Las descripciones reflejan, con repulsión, el mundo indecente que pueblan los seres más obscenos e inmorales, consiguiendo un ambiente casi naturalista, hiperbólico, paradójicamente, por la realidad expuesta «Varias migas saltaron de su boca a la mesa, pero él no pareció darse cuenta. Una vez que hubo tragado el trozo de torrija, le dio un sorbo al vaso con café y una ligera espuma se unió al azúcar en las puntas de su bigote».

El sarcasmo del narrador se evidencia también en la manera partidista de plantear las noticias periodísticas de la época, y consigue que acuda a lector una triste sonrisa por el humor contenido «Los hechos conducían a la sólida conclusión de que aquello había sido un intento de robo con un final precipitado […] primera crónica sobre su muerte con una educativa reflexión sobre los riesgos de meterse en asuntos sucios».
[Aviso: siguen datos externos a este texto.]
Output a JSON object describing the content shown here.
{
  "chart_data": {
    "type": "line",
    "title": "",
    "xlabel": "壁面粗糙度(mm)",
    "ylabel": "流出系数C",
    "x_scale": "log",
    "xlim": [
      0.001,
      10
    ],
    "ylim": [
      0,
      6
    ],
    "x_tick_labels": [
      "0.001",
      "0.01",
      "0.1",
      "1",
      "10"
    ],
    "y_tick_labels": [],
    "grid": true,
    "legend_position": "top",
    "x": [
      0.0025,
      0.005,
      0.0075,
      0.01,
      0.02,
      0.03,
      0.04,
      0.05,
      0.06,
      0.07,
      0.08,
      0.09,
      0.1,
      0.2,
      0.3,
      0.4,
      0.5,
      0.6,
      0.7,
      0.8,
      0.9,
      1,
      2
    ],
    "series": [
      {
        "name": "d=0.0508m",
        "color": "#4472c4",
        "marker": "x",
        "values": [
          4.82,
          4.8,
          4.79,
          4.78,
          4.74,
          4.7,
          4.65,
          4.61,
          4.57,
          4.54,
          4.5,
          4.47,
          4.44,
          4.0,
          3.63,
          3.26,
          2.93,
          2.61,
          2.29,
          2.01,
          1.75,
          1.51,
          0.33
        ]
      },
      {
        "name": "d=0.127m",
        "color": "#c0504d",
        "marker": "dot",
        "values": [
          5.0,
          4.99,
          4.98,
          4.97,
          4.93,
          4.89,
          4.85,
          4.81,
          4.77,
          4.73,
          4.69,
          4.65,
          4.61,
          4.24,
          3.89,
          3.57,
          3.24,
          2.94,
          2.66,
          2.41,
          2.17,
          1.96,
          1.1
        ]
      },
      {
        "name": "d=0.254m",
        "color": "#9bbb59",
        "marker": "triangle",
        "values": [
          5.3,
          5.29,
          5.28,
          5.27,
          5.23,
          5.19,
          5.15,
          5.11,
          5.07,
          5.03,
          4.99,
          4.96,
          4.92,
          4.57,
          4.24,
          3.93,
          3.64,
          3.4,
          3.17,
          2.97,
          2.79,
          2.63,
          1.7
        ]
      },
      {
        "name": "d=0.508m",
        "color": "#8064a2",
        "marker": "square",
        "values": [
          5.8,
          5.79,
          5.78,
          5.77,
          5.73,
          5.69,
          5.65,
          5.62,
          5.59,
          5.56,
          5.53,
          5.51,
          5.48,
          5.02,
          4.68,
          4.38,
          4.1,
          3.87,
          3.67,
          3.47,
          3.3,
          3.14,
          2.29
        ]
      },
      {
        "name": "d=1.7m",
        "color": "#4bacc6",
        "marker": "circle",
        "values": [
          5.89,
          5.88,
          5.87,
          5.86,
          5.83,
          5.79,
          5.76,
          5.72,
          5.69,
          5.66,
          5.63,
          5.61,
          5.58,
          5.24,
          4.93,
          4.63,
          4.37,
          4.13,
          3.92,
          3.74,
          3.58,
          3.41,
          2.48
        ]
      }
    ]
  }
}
El polisíndeton consigue, de forma majestuosa, ralentizar las imágenes que interesan, para que tanto la víctima, como el lector se percaten sin prisas de ello, siempre con el disfrute de uno frente al terror del otro «Pero en el momento en el que la puertecilla del retrete se abrió con brusquedad y vio el cañón de la pistola delante de su cara y oyó el breve y sordo zumbido del silenciador, que sonó como un escupitajo lanzado al centro de su frente…».

Mediante el paralelismo anafórico refuerza la comparación que Emilio establece entre su vida y el otro protagonista principal: Madrid.

como si aquel ojo amoratado y aquel labio partido […] hubiese sido herido por toda nuestra vida de estrecheces y renuncias, toda la incomodidad […] todo aquel tiempo perdido […] toda la sorda tristeza […] se transformó en una oscura niebla que se extendía más allá de nuestra habitación y de la corrala, cubriendo toda aquella ciudad sometida a un hambre sumisa y a un rencor mal disimulado.

Los pronombres catafóricos aseguran la tensión, al ser imposible intuir a quién se refieren hasta que le interesa al narrador «Se los toparon al poco de entrar en el túnel […] —Podéis considerarnos unos colegas de oficio. Y queremos vuestras planchas de impresión».

Y, por supuesto, el vocabulario, típico de la época ayuda al lector a sentirse inmerso en el Madrid de la posguerra: «se sacó un cigarrillo de liar y lo encendió con su yesca», «trabajos esporádicos de tendera», «empecinada afición por el Soberano», «los chuscos, unos repugnantes panes de almorta», «un grupo especializado en las sacas», «sólo buscaba epatar a sus invitados», «se les conocía como zazous».

Gran novela en todos los sentidos, escrita con una sintaxis perfecta que ofrece un gran realismo objetivo, y con un final de película en el que se premia al bueno y castiga al malo (aunque no a todos, pero así es la vida).